How to Calculate Taxable Gifts
Type of Gift | Tax Applicability | Taxable Value |
---|---|---|
Cash, cheque, bank transfer | If total value exceeds ₹50,000 | Full amount is taxable |
Immovable property (without payment) | If stamp duty value exceeds ₹50,000 | Stamp duty value is taxable |
Immovable property (bought for a lower price) | If the difference between stamp duty and purchase price is over ₹50,000 | The difference is taxable |
Movable assets (like shares, jewelry) without payment | If fair market value exceeds ₹50,000 | Fair market value is taxable |
Movable assets (bought for a lower price) | If the fair market value exceeds the purchase price by ₹50,000 | The difference is taxable |
How to Declare Gifts for Taxation
Gifts are considered part of your income, and you must declare them when filing your Income Tax Return (ITR) under the category "Income from Other Sources." The tax liability depends on your total income and the applicable tax slab.
Tax on Gifts from Friends
Gifts from friends are taxable if their value exceeds ₹50,000 in a year.

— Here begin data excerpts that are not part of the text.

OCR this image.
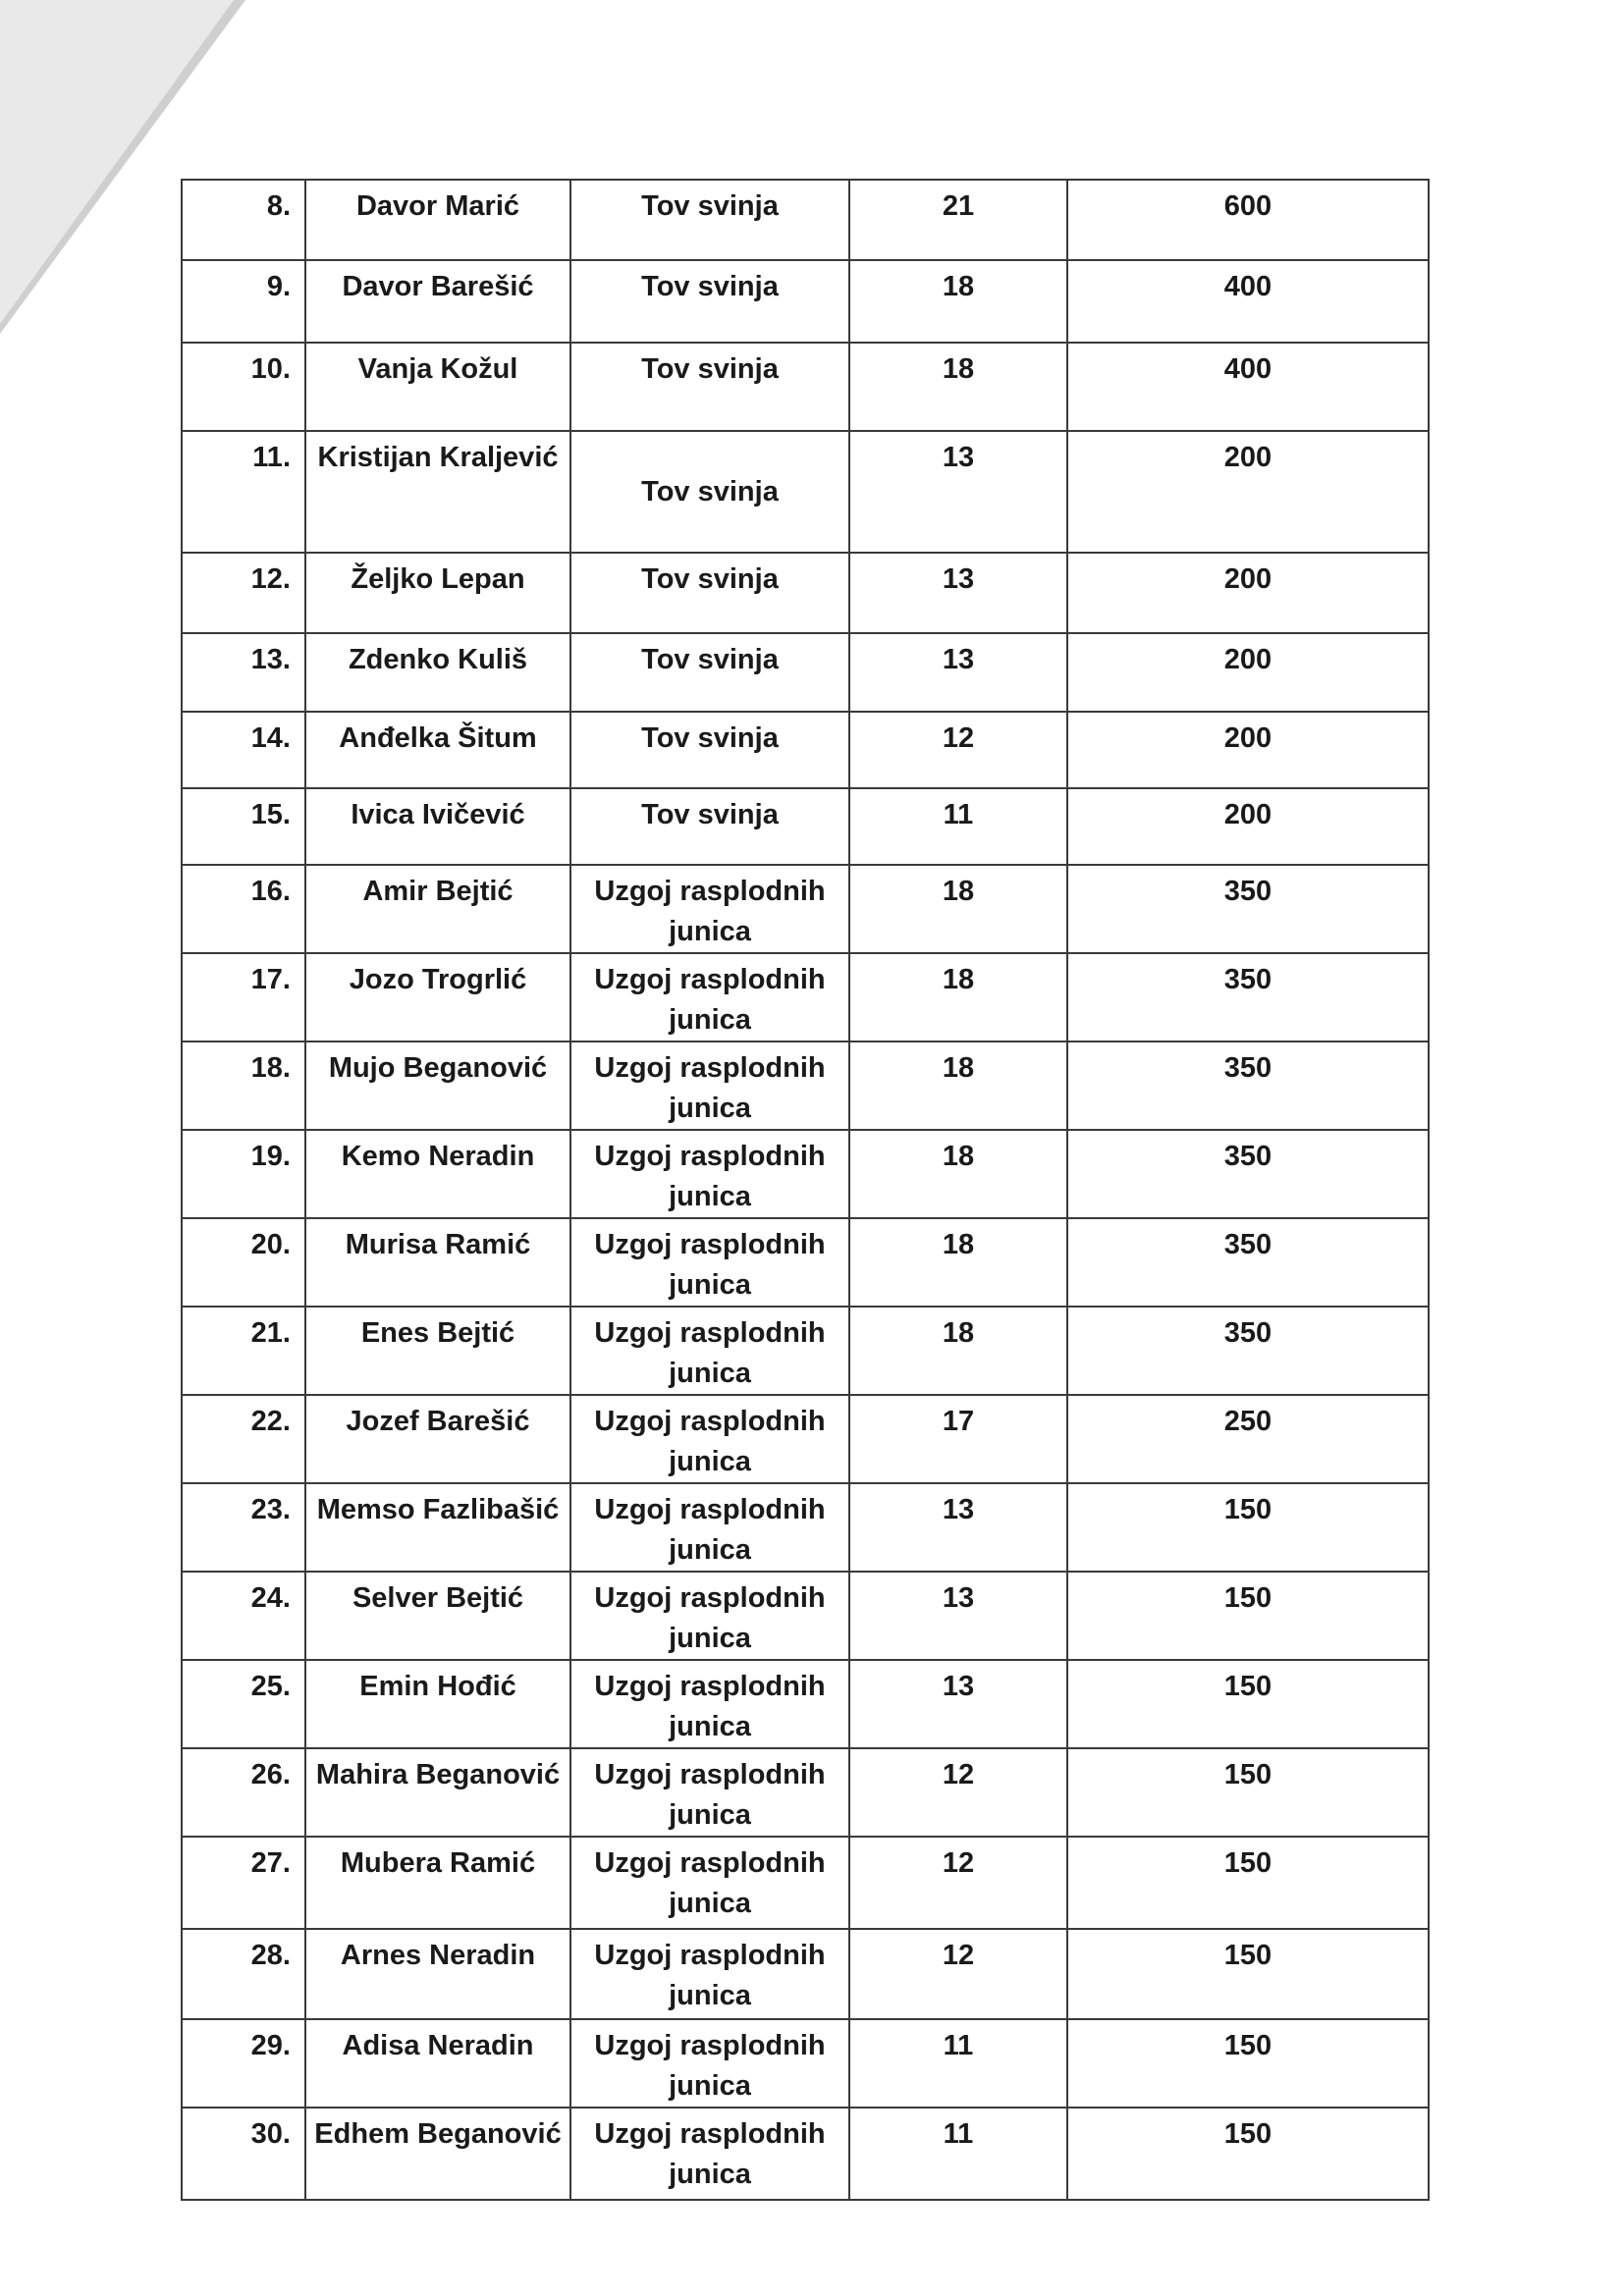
8.	Davor Marić	Tov svinja	21	600
9.	Davor Barešić	Tov svinja	18	400
10.	Vanja Kožul	Tov svinja	18	400
11.	Kristijan Kraljević	Tov svinja	13	200
12.	Željko Lepan	Tov svinja	13	200
13.	Zdenko Kuliš	Tov svinja	13	200
14.	Anđelka Šitum	Tov svinja	12	200
15.	Ivica Ivičević	Tov svinja	11	200
16.	Amir Bejtić	Uzgoj rasplodnih junica	18	350
17.	Jozo Trogrlić	Uzgoj rasplodnih junica	18	350
18.	Mujo Beganović	Uzgoj rasplodnih junica	18	350
19.	Kemo Neradin	Uzgoj rasplodnih junica	18	350
20.	Murisa Ramić	Uzgoj rasplodnih junica	18	350
21.	Enes Bejtić	Uzgoj rasplodnih junica	18	350
22.	Jozef Barešić	Uzgoj rasplodnih junica	17	250
23.	Memso Fazlibašić	Uzgoj rasplodnih junica	13	150
24.	Selver Bejtić	Uzgoj rasplodnih junica	13	150
25.	Emin Hođić	Uzgoj rasplodnih junica	13	150
26.	Mahira Beganović	Uzgoj rasplodnih junica	12	150
27.	Mubera Ramić	Uzgoj rasplodnih junica	12	150
28.	Arnes Neradin	Uzgoj rasplodnih junica	12	150
29.	Adisa Neradin	Uzgoj rasplodnih junica	11	150
30.	Edhem Beganović	Uzgoj rasplodnih junica	11	150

Friends are not considered relatives for tax purposes, so any monetary or non-monetary gift from a friend is taxed if it breaches the ₹50,000 limit.
Tax on Gifts from Relatives
Gifts from specified relatives are fully exempt from tax, no matter how much they are worth. Relatives include:
- Spouse
- Parents
- Siblings (and their spouses)
- Lineal ascendants/descendants (e.g., grandparents, children)
- Members of a Hindu Undivided Family (HUF)
Tax on Gifts Received in Marriage
Gifts received on your marriage, whether cash or property, are completely exempt from tax. However, gifts received on other occasions like birthdays or anniversaries are taxable.